Nous avons souvent l’impression que les jeunes en savent beaucoup plus sur le climat et sont plus impliqués sur ces questions. Pourquoi se concentrer sur eux ?
Depuis cinq ans, les jeunes sont à l’origine de l’appel à l’action sur le changement climatique. Ils sont bien informés sur les faits, très organisés et motivés pour se faire entendre. Ils s’intéressent également à la justice climatique et à la création d’une solidarité entre les groupes qui sont affectés différemment par le changement climatique.Ce mouvement a beaucoup à nous apprendre sur la manière de plaider pour le changement dans la société.
Cependant, il est injuste de faire porter tout le poids de l’activisme climatique sur les jeunes, alors qu’ils sont les plus touchés par ce phénomène. Les jeunes sont toujours exclus du pouvoir politique et des institutions et leurs appels à la justice climatique sont souvent ignorés. Nous nous demandons comment nous pouvons mieux soutenir les jeunes et être leurs alliés. L’un des moyens est de soutenir leur éducation climatique, ce que fait ce projet.
Cependant, nous voulons aussi amplifier la créativité des jeunes. Comme le dit notre co-chercheur Ben Bowman dans son travail sur les grèves du climat (Fridays for Future), les jeunes impliqués dans l’action climatique ne se contentent pas de formuler une série de revendications politiques : ils essaient d’imaginer un monde meilleur.
Nous pensons que les jeux et le game playing peuvent soutenir ce processus. Nous pensons également que les jeunes ont beaucoup à offrir aux concepteurs et éditeurs de jeux et que leurs idées sur le changement climatique seront utiles pour développer de meilleurs jeux sur le sujet.
Comment votre projet pourrait-il influencer le jeu de société de demain ?
Notre méthodologie repose sur le hacking. Nous voulons remettre en question l’idée que les jeux sont des “produits” et qu’il n’y a qu’une seule façon d’y jouer. Le “piratage” des jeux nous aidera à trouver de nouvelles façons de jouer et de penser.
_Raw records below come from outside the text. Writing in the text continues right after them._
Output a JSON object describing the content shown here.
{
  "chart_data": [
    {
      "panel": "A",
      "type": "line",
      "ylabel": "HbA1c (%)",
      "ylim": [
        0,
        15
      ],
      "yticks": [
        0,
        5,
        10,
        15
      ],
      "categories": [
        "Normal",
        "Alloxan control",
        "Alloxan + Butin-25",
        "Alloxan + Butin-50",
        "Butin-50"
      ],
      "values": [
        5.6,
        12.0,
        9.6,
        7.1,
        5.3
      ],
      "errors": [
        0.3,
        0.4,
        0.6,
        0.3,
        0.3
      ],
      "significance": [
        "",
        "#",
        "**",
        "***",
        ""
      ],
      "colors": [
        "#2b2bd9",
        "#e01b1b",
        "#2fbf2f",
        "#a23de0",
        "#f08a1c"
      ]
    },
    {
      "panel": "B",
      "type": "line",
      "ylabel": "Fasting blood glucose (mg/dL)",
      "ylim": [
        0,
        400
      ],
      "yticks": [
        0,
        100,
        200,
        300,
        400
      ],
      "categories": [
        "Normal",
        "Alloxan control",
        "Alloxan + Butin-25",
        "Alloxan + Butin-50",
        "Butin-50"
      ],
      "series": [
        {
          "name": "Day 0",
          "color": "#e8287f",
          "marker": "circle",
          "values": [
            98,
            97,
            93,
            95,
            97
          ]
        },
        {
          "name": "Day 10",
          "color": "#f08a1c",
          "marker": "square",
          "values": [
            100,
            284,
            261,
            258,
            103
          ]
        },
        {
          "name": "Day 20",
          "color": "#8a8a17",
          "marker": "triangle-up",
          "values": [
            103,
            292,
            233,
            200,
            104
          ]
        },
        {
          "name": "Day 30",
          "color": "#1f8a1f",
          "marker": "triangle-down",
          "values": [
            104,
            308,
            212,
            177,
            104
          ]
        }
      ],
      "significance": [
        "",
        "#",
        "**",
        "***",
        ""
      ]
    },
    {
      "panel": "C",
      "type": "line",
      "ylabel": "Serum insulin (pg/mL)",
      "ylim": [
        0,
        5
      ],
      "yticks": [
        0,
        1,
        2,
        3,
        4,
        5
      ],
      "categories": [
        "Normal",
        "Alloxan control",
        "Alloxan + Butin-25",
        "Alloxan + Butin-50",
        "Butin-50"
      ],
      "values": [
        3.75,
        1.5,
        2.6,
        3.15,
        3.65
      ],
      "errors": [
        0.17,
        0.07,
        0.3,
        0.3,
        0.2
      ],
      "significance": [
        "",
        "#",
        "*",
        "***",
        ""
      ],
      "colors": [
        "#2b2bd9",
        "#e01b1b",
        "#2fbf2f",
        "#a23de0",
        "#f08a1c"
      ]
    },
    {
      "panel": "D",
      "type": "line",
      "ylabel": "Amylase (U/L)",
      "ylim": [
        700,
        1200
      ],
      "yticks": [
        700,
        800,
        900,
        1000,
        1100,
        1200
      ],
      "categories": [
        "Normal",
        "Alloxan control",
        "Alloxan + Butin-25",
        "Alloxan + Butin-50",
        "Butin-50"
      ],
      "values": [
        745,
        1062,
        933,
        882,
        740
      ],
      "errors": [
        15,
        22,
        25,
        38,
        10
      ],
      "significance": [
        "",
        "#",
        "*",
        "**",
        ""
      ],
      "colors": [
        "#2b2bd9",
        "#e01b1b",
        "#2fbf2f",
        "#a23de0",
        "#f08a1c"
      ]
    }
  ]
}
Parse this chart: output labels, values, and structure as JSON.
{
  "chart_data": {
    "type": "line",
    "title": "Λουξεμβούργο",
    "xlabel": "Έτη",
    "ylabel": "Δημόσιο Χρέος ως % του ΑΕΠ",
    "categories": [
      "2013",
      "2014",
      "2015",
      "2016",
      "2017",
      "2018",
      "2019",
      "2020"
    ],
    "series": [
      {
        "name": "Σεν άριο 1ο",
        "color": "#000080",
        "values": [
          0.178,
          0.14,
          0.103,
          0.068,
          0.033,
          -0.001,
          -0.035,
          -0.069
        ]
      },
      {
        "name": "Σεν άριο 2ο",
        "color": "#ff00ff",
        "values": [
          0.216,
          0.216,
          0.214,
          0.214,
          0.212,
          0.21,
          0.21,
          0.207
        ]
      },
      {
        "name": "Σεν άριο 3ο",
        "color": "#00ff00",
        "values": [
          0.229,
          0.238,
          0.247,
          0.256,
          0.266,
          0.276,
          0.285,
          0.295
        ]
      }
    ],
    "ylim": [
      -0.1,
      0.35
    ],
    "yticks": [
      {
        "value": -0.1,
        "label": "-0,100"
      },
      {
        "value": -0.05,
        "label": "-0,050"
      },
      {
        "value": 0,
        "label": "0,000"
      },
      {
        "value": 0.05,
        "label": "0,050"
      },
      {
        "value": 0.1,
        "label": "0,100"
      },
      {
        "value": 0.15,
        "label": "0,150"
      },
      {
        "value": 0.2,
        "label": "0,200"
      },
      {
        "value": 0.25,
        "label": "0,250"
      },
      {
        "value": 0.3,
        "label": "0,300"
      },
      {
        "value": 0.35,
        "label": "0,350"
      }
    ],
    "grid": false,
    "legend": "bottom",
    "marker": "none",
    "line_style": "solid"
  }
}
À partir de cette méthode, nous espérons développer une ludographie annotée, rédigée par nos jeunes co-chercheurs, qui commentera les jeux existants qui, selon nous, sont utiles pour explorer la crise climatique.
Nous souhaitons également aider nos jeunes co-chercheurs à élaborer des principes de conception de jeux que nous partagerons avec des concepteurs et des éditeurs. Nous pensons que leurs idées seront précieuses pour la prochaine génération de jeux sur le changement climatique.
Vous êtes l’un des lauréats de l’appel à projets Game In lab. Comment l’avez-vous connu ?
Nous cherchions des moyens de relier nos recherches à l’industrie et nous avons découvert le travail de Game In Lab dans ce processus.
Comment cela va-t-il aider votre travail ?
Le financement que nous avons reçu de Game in Lab nous aidera de plusieurs manières. En plus de nous permettre de couvrir les coûts liés à la fourniture de matériel dont nos participants ont besoin, le soutien de Game in Lab pour la promotion de notre travail auprès du public le plus large possible est inestimable.